Manila seeks help to find priest

Original article by the BBC

An undated picture of Reverend Michael Sinnott in the southern Philippines

Father Sinnott has spent over 40 years helping various Filipino communities

The Philippines has asked the country’s largest Muslim separatist group to help find and free a kidnapped Irish priest.

Reports say Michael Sinnott was seized by gunmen in Zamboanga then put on a speedboat and taken to Lanao, both on the southern island of Mindanao.

The Moro Islamic Liberation Front has vowed to work to free Reverend Sinnott.

A Philippine military spokesman says it has not ruled out the abductors could be Muslim rebels who have disobeyed a guerrilla edict on ransom kidnappings.
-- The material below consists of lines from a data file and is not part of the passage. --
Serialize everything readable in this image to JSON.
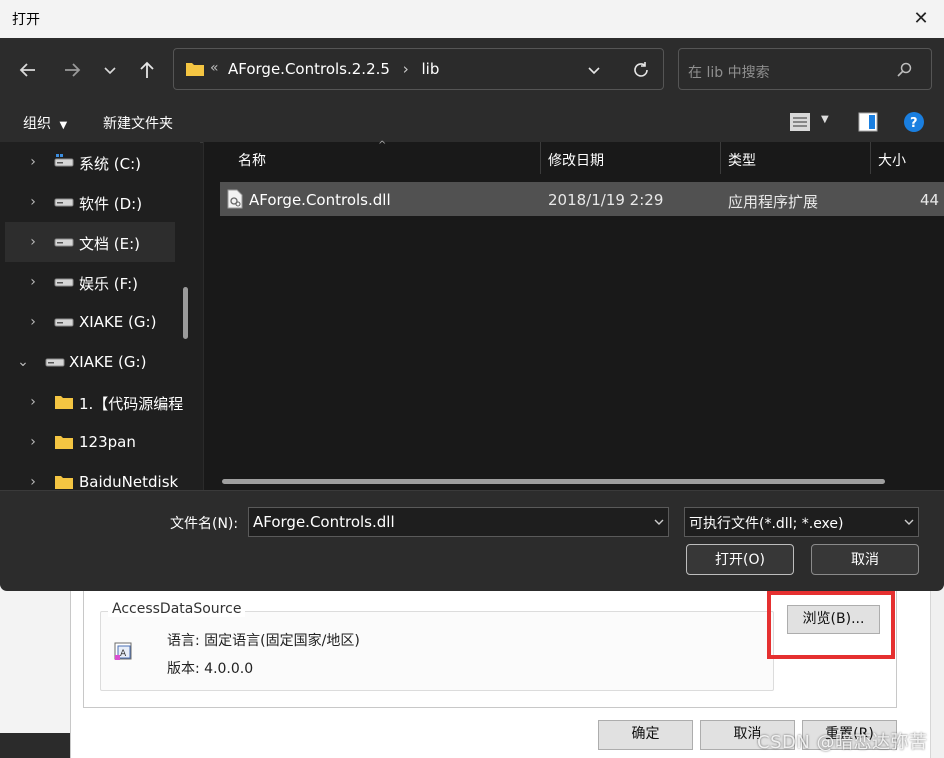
{
  "dialog": {
    "title": "打开",
    "address": {
      "overflow": "«",
      "segments": [
        "AForge.Controls.2.2.5",
        "lib"
      ],
      "separator": "›"
    },
    "search_placeholder": "在 lib 中搜索",
    "toolbar": {
      "organize": "组织",
      "new_folder": "新建文件夹"
    },
    "tree": [
      {
        "label": "系统 (C:)",
        "icon": "drive-icon"
      },
      {
        "label": "软件 (D:)",
        "icon": "drive-icon"
      },
      {
        "label": "文档 (E:)",
        "icon": "drive-icon",
        "selected": true
      },
      {
        "label": "娱乐 (F:)",
        "icon": "drive-icon"
      },
      {
        "label": "XIAKE (G:)",
        "icon": "drive-icon"
      },
      {
        "label": "XIAKE (G:)",
        "icon": "drive-icon",
        "expanded": true
      },
      {
        "label": "1.【代码源编程",
        "icon": "folder-icon"
      },
      {
        "label": "123pan",
        "icon": "folder-icon"
      },
      {
        "label": "BaiduNetdisk",
        "icon": "folder-icon"
      }
    ],
    "columns": {
      "name": "名称",
      "modified": "修改日期",
      "type": "类型",
      "size": "大小"
    },
    "files": [
      {
        "name": "AForge.Controls.dll",
        "modified": "2018/1/19 2:29",
        "type": "应用程序扩展",
        "size": "44"
      }
    ],
    "filename_label": "文件名(N):",
    "filename_value": "AForge.Controls.dll",
    "filter_value": "可执行文件(*.dll; *.exe)",
    "open_button": "打开(O)",
    "cancel_button": "取消"
  },
  "background": {
    "group_title": "AccessDataSource",
    "language": "语言:  固定语言(固定国家/地区)",
    "version": "版本:  4.0.0.0",
    "browse_button": "浏览(B)...",
    "ok_button": "确定",
    "cancel_button": "取消",
    "reset_button": "重置(R)",
    "watermark": "CSDN @暗恋达弥苦"
  },
  "colors": {
    "highlight": "#e53030",
    "folder": "#f4c542",
    "help": "#1a7fe0"
  }
}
Military intelligence suggests a "notorious pirate" in Zamboanga, Guingona Samal, was behind the plot and provided the speedboat used by up to six armed gunmen to whisk Michael Sinnott away, reports say.

Samal is said to be well known in the region for robberies against fishermen and kidnap-for-ransom attempts.

‘Heart problems’

Father Sinnott – a Columban priest who is in his late seventies – is being held in a jungle camp somewhere near Sultan Naga Dimaporo, where rebels of the MILF have a heavy presence, Maj Gen Benjamin Dolorfino said.

"He is very frail because of recent heart surgery. We will exhaust all peaceful means to get him, although there is always [the] military option," he added.

Phlippines map

A senior rebel commander with the Moro Islamic Liberation Front, Mohaqher Iqbal, says forces have been mobilised to pinpoint the exact location of the Catholic priest.

"We are ready to help the government recover the priest," the rebel leader told reporters.

The Philippine military says hundreds of army troops have circled the area where Father Sinnott is believed held and that their greatest concern is that the abductors may have dealings with the radical Abu Sayyaf group, who have links to al-Qaeda.

A tentative ceasefire is still in place between the Philippine army and rebels of the MILF, believed to number around 11,000, who just a few months ago were involved in heavy fighting in the south of the country in which hundreds of people were killed and hundreds of thousands more displaced.